Are You a Digital Citizen?

Filed under: General HR Buzz9:38 am

As a Baby Boomer /Gen Y (depending what time charts you refer to), I vividly remember the advent of computers, cell phones and social media. My first experience with a computer was at my first official job after college. It was big, clunky, very slow, and DOS based. The DOS commands are forever engrained in my brain. At that age, I was the “young” person in the office and so excited to learn about Lotus 1-2-3 and WordPerfect!

Fast forward 30 years, I realize I may be a little behind the times as I was reminded when I ran across a new term that I wasn’t familiar with. That term is “digital literacy”. According to Wikipedia, the definition of digital literacy is the ability to locate, organize, understand, evaluate, and analyze information using digital technology. Wikipedia goes on to say “It involves a working knowledge of current high-technology, and an understanding of how it can be used. Further, digital literacy involves a consciousness of the technological forces that affect culture and human behavior. Digitally literate people can communicate and work more efficiently, especially with those who possess the same knowledge and skills.”

The technology referred to includes computer hardware, software, the Internet, and cell phones. And someone who uses these skills to interact with society may be called a digital citizen. I don’t know if this is a term we will start seeing on resumes, but it made me wonder if the following will soon be a question we ask during interviews: “Do you consider yourself to be digitally literate and a digital citizen?”

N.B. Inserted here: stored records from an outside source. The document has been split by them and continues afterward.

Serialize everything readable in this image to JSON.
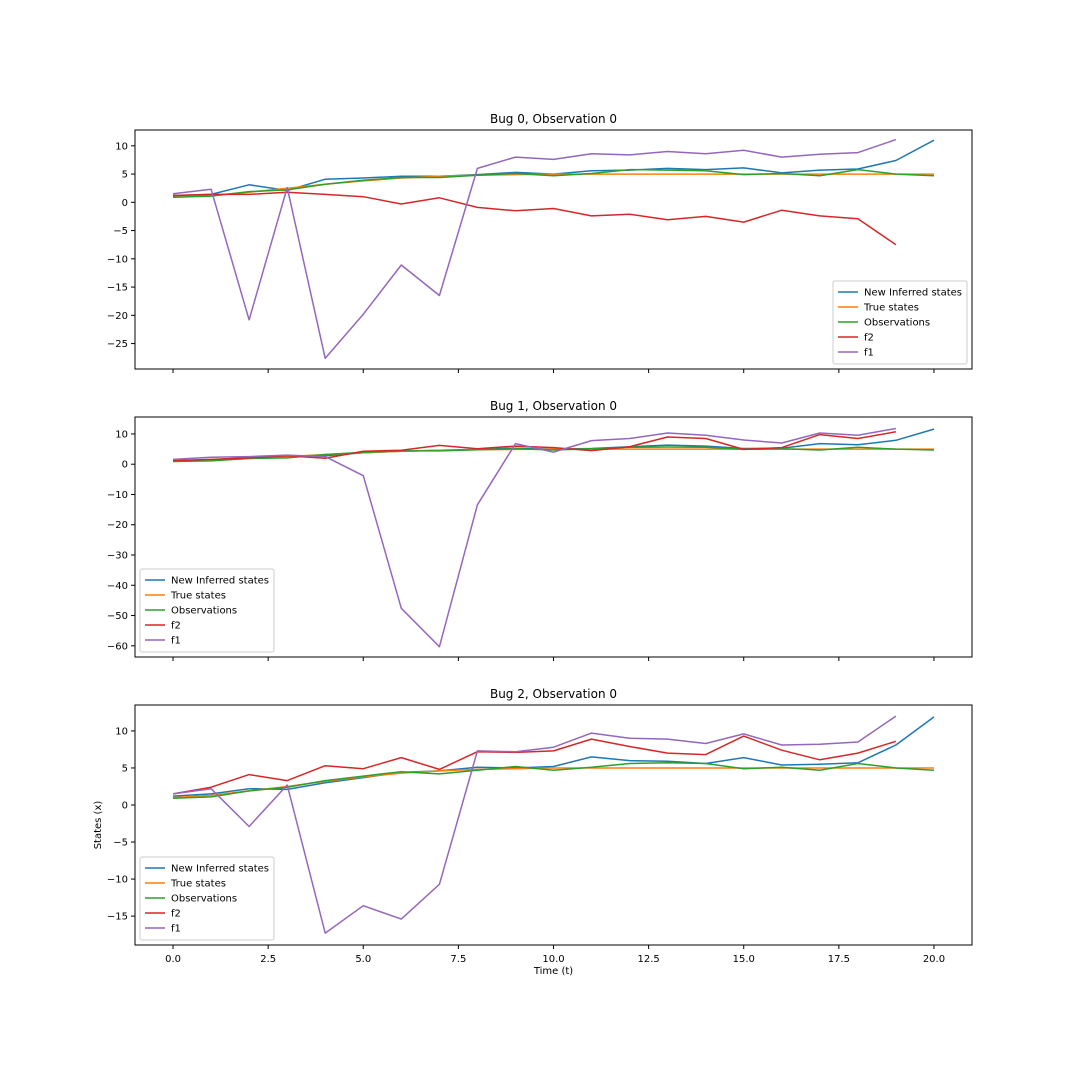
{
  "figure": {
    "xlabel": "Time (t)",
    "ylabel": "States (x)"
  },
  "legend_labels": [
    "New Inferred states",
    "True states",
    "Observations",
    "f2",
    "f1"
  ],
  "chart_data": [
    {
      "type": "line",
      "title": "Bug 0, Observation 0",
      "xlabel": "",
      "ylabel": "",
      "xlim": [
        -1,
        21
      ],
      "ylim": [
        -29.5,
        12.8
      ],
      "xticks": [
        0.0,
        2.5,
        5.0,
        7.5,
        10.0,
        12.5,
        15.0,
        17.5,
        20.0
      ],
      "xtick_labels": [],
      "yticks": [
        10,
        5,
        0,
        -5,
        -10,
        -15,
        -20,
        -25
      ],
      "ytick_labels": [
        "10",
        "5",
        "0",
        "−5",
        "−10",
        "−15",
        "−20",
        "−25"
      ],
      "legend_position": "lower-right",
      "grid": false,
      "series": [
        {
          "name": "New Inferred states",
          "color": "#1f77b4",
          "x": [
            0,
            1,
            2,
            3,
            4,
            5,
            6,
            7,
            8,
            9,
            10,
            11,
            12,
            13,
            14,
            15,
            16,
            17,
            18,
            19,
            20
          ],
          "values": [
            1.2,
            1.4,
            3.1,
            2.1,
            4.1,
            4.3,
            4.6,
            4.6,
            4.9,
            5.3,
            5.0,
            5.6,
            5.7,
            6.0,
            5.8,
            6.1,
            5.2,
            5.7,
            5.9,
            7.4,
            11.0
          ]
        },
        {
          "name": "True states",
          "color": "#ff7f0e",
          "x": [
            0,
            1,
            2,
            3,
            4,
            5,
            6,
            7,
            8,
            9,
            10,
            11,
            12,
            13,
            14,
            15,
            16,
            17,
            18,
            19,
            20
          ],
          "values": [
            1.0,
            1.2,
            1.8,
            2.5,
            3.2,
            3.8,
            4.3,
            4.6,
            4.8,
            4.9,
            5.0,
            5.0,
            5.0,
            5.0,
            5.0,
            5.0,
            5.0,
            5.0,
            5.0,
            5.0,
            5.0
          ]
        },
        {
          "name": "Observations",
          "color": "#2ca02c",
          "x": [
            0,
            1,
            2,
            3,
            4,
            5,
            6,
            7,
            8,
            9,
            10,
            11,
            12,
            13,
            14,
            15,
            16,
            17,
            18,
            19,
            20
          ],
          "values": [
            0.9,
            1.1,
            1.9,
            2.2,
            3.2,
            3.9,
            4.4,
            4.4,
            4.8,
            5.1,
            4.7,
            5.1,
            5.8,
            5.7,
            5.6,
            4.9,
            5.1,
            4.7,
            5.8,
            5.0,
            4.7
          ]
        },
        {
          "name": "f2",
          "color": "#d62728",
          "x": [
            0,
            1,
            2,
            3,
            4,
            5,
            6,
            7,
            8,
            9,
            10,
            11,
            12,
            13,
            14,
            15,
            16,
            17,
            18,
            19
          ],
          "values": [
            1.2,
            1.4,
            1.4,
            1.8,
            1.4,
            1.0,
            -0.3,
            0.8,
            -0.9,
            -1.5,
            -1.1,
            -2.4,
            -2.1,
            -3.1,
            -2.5,
            -3.5,
            -1.4,
            -2.4,
            -2.9,
            -7.5
          ]
        },
        {
          "name": "f1",
          "color": "#9467bd",
          "x": [
            0,
            1,
            2,
            3,
            4,
            5,
            6,
            7,
            8,
            9,
            10,
            11,
            12,
            13,
            14,
            15,
            16,
            17,
            18,
            19
          ],
          "values": [
            1.5,
            2.3,
            -20.8,
            2.6,
            -27.6,
            -19.8,
            -11.1,
            -16.5,
            6.0,
            8.0,
            7.6,
            8.6,
            8.4,
            9.0,
            8.6,
            9.2,
            8.0,
            8.5,
            8.8,
            11.1
          ]
        }
      ]
    },
    {
      "type": "line",
      "title": "Bug 1, Observation 0",
      "xlabel": "",
      "ylabel": "",
      "xlim": [
        -1,
        21
      ],
      "ylim": [
        -63.7,
        15.6
      ],
      "xticks": [
        0.0,
        2.5,
        5.0,
        7.5,
        10.0,
        12.5,
        15.0,
        17.5,
        20.0
      ],
      "xtick_labels": [],
      "yticks": [
        10,
        0,
        -10,
        -20,
        -30,
        -40,
        -50,
        -60
      ],
      "ytick_labels": [
        "10",
        "0",
        "−10",
        "−20",
        "−30",
        "−40",
        "−50",
        "−60"
      ],
      "legend_position": "lower-left",
      "grid": false,
      "series": [
        {
          "name": "New Inferred states",
          "color": "#1f77b4",
          "x": [
            0,
            1,
            2,
            3,
            4,
            5,
            6,
            7,
            8,
            9,
            10,
            11,
            12,
            13,
            14,
            15,
            16,
            17,
            18,
            19,
            20
          ],
          "values": [
            1.2,
            1.5,
            2.2,
            2.5,
            2.8,
            3.8,
            4.3,
            4.6,
            4.9,
            5.3,
            5.0,
            5.2,
            5.8,
            6.3,
            6.0,
            5.2,
            5.3,
            6.8,
            6.4,
            7.9,
            11.6
          ]
        },
        {
          "name": "True states",
          "color": "#ff7f0e",
          "x": [
            0,
            1,
            2,
            3,
            4,
            5,
            6,
            7,
            8,
            9,
            10,
            11,
            12,
            13,
            14,
            15,
            16,
            17,
            18,
            19,
            20
          ],
          "values": [
            1.0,
            1.3,
            1.9,
            2.5,
            3.2,
            3.8,
            4.3,
            4.6,
            4.8,
            4.9,
            5.0,
            5.0,
            5.0,
            5.0,
            5.0,
            5.0,
            5.0,
            5.0,
            5.0,
            5.0,
            5.0
          ]
        },
        {
          "name": "Observations",
          "color": "#2ca02c",
          "x": [
            0,
            1,
            2,
            3,
            4,
            5,
            6,
            7,
            8,
            9,
            10,
            11,
            12,
            13,
            14,
            15,
            16,
            17,
            18,
            19,
            20
          ],
          "values": [
            0.9,
            1.1,
            1.9,
            2.1,
            3.2,
            3.9,
            4.4,
            4.4,
            4.8,
            5.1,
            4.7,
            5.1,
            5.6,
            5.7,
            5.6,
            4.9,
            5.1,
            4.7,
            5.6,
            5.0,
            4.7
          ]
        },
        {
          "name": "f2",
          "color": "#d62728",
          "x": [
            0,
            1,
            2,
            3,
            4,
            5,
            6,
            7,
            8,
            9,
            10,
            11,
            12,
            13,
            14,
            15,
            16,
            17,
            18,
            19
          ],
          "values": [
            1.2,
            1.6,
            2.1,
            2.8,
            2.0,
            4.3,
            4.6,
            6.2,
            5.1,
            6.0,
            5.5,
            4.5,
            5.8,
            9.0,
            8.5,
            4.9,
            5.5,
            9.8,
            8.5,
            10.7
          ]
        },
        {
          "name": "f1",
          "color": "#9467bd",
          "x": [
            0,
            1,
            2,
            3,
            4,
            5,
            6,
            7,
            8,
            9,
            10,
            11,
            12,
            13,
            14,
            15,
            16,
            17,
            18,
            19
          ],
          "values": [
            1.6,
            2.3,
            2.5,
            3.0,
            2.5,
            -3.8,
            -47.6,
            -60.3,
            -13.4,
            6.8,
            4.0,
            7.8,
            8.5,
            10.3,
            9.6,
            8.0,
            7.0,
            10.3,
            9.6,
            11.8
          ]
        }
      ]
    },
    {
      "type": "line",
      "title": "Bug 2, Observation 0",
      "xlabel": "Time (t)",
      "ylabel": "States (x)",
      "xlim": [
        -1,
        21
      ],
      "ylim": [
        -18.9,
        13.5
      ],
      "xticks": [
        0.0,
        2.5,
        5.0,
        7.5,
        10.0,
        12.5,
        15.0,
        17.5,
        20.0
      ],
      "xtick_labels": [
        "0.0",
        "2.5",
        "5.0",
        "7.5",
        "10.0",
        "12.5",
        "15.0",
        "17.5",
        "20.0"
      ],
      "yticks": [
        10,
        5,
        0,
        -5,
        -10,
        -15
      ],
      "ytick_labels": [
        "10",
        "5",
        "0",
        "−5",
        "−10",
        "−15"
      ],
      "legend_position": "lower-left",
      "grid": false,
      "series": [
        {
          "name": "New Inferred states",
          "color": "#1f77b4",
          "x": [
            0,
            1,
            2,
            3,
            4,
            5,
            6,
            7,
            8,
            9,
            10,
            11,
            12,
            13,
            14,
            15,
            16,
            17,
            18,
            19,
            20
          ],
          "values": [
            1.2,
            1.5,
            2.2,
            2.1,
            3.0,
            3.7,
            4.4,
            4.6,
            5.1,
            5.0,
            5.2,
            6.5,
            6.0,
            5.9,
            5.6,
            6.4,
            5.4,
            5.5,
            5.7,
            8.1,
            11.9
          ]
        },
        {
          "name": "True states",
          "color": "#ff7f0e",
          "x": [
            0,
            1,
            2,
            3,
            4,
            5,
            6,
            7,
            8,
            9,
            10,
            11,
            12,
            13,
            14,
            15,
            16,
            17,
            18,
            19,
            20
          ],
          "values": [
            1.0,
            1.3,
            1.9,
            2.5,
            3.2,
            3.8,
            4.3,
            4.6,
            4.8,
            4.9,
            5.0,
            5.0,
            5.0,
            5.0,
            5.0,
            5.0,
            5.0,
            5.0,
            5.0,
            5.0,
            5.0
          ]
        },
        {
          "name": "Observations",
          "color": "#2ca02c",
          "x": [
            0,
            1,
            2,
            3,
            4,
            5,
            6,
            7,
            8,
            9,
            10,
            11,
            12,
            13,
            14,
            15,
            16,
            17,
            18,
            19,
            20
          ],
          "values": [
            0.9,
            1.1,
            1.9,
            2.4,
            3.3,
            3.9,
            4.5,
            4.2,
            4.7,
            5.2,
            4.7,
            5.1,
            5.6,
            5.7,
            5.6,
            4.9,
            5.1,
            4.7,
            5.6,
            5.0,
            4.7
          ]
        },
        {
          "name": "f2",
          "color": "#d62728",
          "x": [
            0,
            1,
            2,
            3,
            4,
            5,
            6,
            7,
            8,
            9,
            10,
            11,
            12,
            13,
            14,
            15,
            16,
            17,
            18,
            19
          ],
          "values": [
            1.5,
            2.4,
            4.1,
            3.3,
            5.3,
            4.9,
            6.4,
            4.8,
            7.2,
            7.1,
            7.3,
            8.9,
            7.9,
            7.0,
            6.8,
            9.3,
            7.4,
            6.1,
            7.0,
            8.6
          ]
        },
        {
          "name": "f1",
          "color": "#9467bd",
          "x": [
            0,
            1,
            2,
            3,
            4,
            5,
            6,
            7,
            8,
            9,
            10,
            11,
            12,
            13,
            14,
            15,
            16,
            17,
            18,
            19
          ],
          "values": [
            1.5,
            2.2,
            -2.9,
            2.7,
            -17.3,
            -13.6,
            -15.4,
            -10.7,
            7.3,
            7.2,
            7.8,
            9.7,
            9.0,
            8.9,
            8.3,
            9.6,
            8.1,
            8.2,
            8.5,
            12.0
          ]
        }
      ]
    }
  ]
}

These are undoubtedly skill sets that are essential for most jobs in the workplace. Just as filing, using the 10-key, and handwriting were important at one time, these new skills have risen to a point of necessity in most every job. If you are interested in reading more about this, there are other resources available:

  • Digital– U.S. Department of Labor website titled as “your destination for digital literacy resources and collaboration
  • Microsoft Digital Literacy – providing a curriculum to help develop a fundamental understanding of computers

Even as a Baby Boomer, I believe I am a digital citizen, even if in the entry level of the definition.